School superintendents from the Lower Hudson Valley say it's time for the state to shut down it's failed teacher-evaluation system and to pilot new models with the involvement of administrators and teachers.
"There is no simple fix," Valhalla Superintendent Brenda Myers said. "We want this to stop. You can't just mandate and roll out this system and publish scores that are invalid. We warned that this would happen and now we need a moratorium."
The state Board of Regents, which sets education policy, began pursuing a new evaluation system in 2009 as part of its agenda to "reform" schooling in New York. With the strong support of Gov. Andrew Cuomo, the state Legislature adopted a system into law in 2010 that has been widely criticized by school districts and teachers.
...
A new study commissioned by the superintendents group identified problems with the complex scoring system. Superintendents also say they gleaned little useful information from the first full year of results.
"If the goals of this reform agenda were to improve teacher accountability, improve a district's ability to remove incompetent teachers, to provide data to inform teacher practice, and improve student achievement — it has been a costly and wholly avoidable failure," said Harrison Superintendent Louis Wool, who co-chairs the committee with Myers.

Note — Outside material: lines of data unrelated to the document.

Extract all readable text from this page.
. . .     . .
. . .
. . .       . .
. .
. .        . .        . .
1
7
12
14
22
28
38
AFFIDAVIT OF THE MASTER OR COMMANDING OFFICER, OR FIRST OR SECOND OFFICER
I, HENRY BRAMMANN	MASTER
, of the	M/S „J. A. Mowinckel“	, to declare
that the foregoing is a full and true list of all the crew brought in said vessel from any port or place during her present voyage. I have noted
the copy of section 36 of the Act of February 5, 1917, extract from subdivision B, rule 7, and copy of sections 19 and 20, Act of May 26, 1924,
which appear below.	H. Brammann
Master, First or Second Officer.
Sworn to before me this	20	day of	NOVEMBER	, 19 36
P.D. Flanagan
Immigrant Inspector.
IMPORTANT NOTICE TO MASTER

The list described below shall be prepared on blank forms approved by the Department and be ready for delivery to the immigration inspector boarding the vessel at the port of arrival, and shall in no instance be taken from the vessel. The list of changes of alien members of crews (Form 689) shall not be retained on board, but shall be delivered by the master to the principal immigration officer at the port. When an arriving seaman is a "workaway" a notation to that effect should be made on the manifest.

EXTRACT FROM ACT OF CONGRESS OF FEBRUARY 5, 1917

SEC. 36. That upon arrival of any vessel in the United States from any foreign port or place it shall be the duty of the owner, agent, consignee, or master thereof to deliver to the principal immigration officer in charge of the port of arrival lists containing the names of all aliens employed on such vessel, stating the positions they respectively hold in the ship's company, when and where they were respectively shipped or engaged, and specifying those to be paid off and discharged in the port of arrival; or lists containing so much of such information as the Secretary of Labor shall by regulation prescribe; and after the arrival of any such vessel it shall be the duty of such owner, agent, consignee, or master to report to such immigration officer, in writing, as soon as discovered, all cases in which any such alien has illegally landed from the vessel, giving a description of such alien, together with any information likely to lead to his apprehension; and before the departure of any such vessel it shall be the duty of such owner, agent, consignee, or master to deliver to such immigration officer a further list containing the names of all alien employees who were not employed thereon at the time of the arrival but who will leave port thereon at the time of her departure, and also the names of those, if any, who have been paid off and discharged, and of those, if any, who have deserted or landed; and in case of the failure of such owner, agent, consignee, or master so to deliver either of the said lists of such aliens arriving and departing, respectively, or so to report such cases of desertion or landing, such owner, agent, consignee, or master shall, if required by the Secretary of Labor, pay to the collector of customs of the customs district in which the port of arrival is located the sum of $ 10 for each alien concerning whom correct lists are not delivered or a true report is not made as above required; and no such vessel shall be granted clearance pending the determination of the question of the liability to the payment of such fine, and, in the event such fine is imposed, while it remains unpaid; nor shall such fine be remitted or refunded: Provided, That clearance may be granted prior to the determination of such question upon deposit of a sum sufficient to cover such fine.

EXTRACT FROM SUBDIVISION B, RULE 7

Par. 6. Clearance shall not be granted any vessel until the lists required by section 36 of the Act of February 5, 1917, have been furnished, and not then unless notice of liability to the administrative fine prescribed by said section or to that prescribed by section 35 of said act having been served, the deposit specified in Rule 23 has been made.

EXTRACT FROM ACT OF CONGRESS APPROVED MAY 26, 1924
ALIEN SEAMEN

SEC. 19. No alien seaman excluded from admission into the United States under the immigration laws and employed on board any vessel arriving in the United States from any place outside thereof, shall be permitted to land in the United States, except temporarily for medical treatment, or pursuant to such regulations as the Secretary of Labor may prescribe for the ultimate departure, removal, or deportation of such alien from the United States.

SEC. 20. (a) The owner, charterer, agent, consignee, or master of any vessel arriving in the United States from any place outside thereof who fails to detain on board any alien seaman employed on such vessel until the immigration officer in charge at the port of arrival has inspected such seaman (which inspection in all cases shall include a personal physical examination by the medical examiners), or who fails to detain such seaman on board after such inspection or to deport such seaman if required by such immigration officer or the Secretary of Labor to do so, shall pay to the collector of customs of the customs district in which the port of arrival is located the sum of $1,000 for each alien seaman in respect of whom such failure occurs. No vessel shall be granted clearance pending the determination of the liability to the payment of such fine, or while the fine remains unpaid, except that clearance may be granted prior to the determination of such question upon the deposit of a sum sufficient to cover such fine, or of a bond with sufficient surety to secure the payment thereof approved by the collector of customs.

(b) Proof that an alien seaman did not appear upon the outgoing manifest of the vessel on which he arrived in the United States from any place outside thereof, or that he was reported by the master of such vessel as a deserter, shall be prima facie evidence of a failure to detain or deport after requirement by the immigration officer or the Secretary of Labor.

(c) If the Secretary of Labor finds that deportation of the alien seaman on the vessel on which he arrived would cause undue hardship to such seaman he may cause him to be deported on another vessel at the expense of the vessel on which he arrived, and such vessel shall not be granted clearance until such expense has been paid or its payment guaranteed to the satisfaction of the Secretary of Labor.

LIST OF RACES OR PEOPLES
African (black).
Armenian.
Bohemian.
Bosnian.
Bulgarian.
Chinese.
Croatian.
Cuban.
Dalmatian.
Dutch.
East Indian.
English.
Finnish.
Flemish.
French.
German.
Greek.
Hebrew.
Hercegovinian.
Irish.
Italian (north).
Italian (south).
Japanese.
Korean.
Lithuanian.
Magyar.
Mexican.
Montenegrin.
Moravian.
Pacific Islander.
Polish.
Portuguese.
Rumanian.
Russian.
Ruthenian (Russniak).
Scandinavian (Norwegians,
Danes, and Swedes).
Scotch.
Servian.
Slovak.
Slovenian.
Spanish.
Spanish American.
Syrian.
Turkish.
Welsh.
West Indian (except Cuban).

The goal of the reform agenda is always to breed as much chaos and disruption in the public education system as possible.
The more chaos and disruption reformers can bring to education, the faster they can destroy it, privatize it and profit off of it.
APPR is an emblem of chaos and disruption, bringing about wholesale changes to teacher evaluations that have done nothing to improve the system but much to exhaust the people and resources in it:
For 2012-13, the first year when all school districts outside New York City used the system, 91.5 percent of teachers statewide were rated "effective" or "highly effective." Results for 2013-14 are expected to be released by the end of the year.
State Education Department officials have said that they want to review more data before considering changes. But local superintendents do not want to wait. They say the current system falsely implies that teachers can be compared based on their ratings.
"The system creates an illusion of accountability," Byram Hills Superintendent William Donohue said.
The study commissioned by the superintendents group looked at 2012-13 results for 1,400 teachers in 32 districts in Westchester, Rockland, Putnam and Dutchess counties. It found that, because of the state's uneven scoring scales, districts must give teachers high scores for classroom observations — an average of 58.1 out of 60 — to ensure they don't get "unjustly" low overall ratings.
It's a mess and it was meant to be a mess.
And it's only going to get worse:
Cuomo has said several times in recent weeks that the evaluation system needs to be revised. He told "The Buffalo News" that results have been too positive.
"Not everybody can get an 'A,' it can't be," he said.
So get ready for the reformers and the politicians in their pockets - like Cuomo - to push for the so-called accountability mechanisms to get ratcheted up because not enough teachers around the state were found "developing" or "ineffective" even as local superintendents are saying the system is worse than useless and calling for it to be scrapped.
If you're a reader of this blog, you know I'm with the superintendents and want to see the system scrapped.
That's because real accountability for teachers must be built into a fair, just, workable evaluation system - and APPR wasn't built for that and can't be made into it.
"APPR is an emblem of chaos and disruption, bringing about wholesale changes to teacher evaluations that have done nothing to improve the system but much to exhaust the people and resources in it." -- We tchrs feel the same way in Michigan: overworked, exhausted, threatened, with less time for our real job: teaching kids. Thanks for shedding some light on this situation.
ReplyDeleteYes, the evaluation system chaos is happening all over the country, courtesy of Arne Duncan and the Obama DOE, with "research" backed and financed by Bill Gates that all these evaluation changes will improve teaching and education. But if you're living the changes, you know just how ridiculous that assertion is - it's all about busy work, compliance work and FEAR, but nothing that actually improves teaching and learning.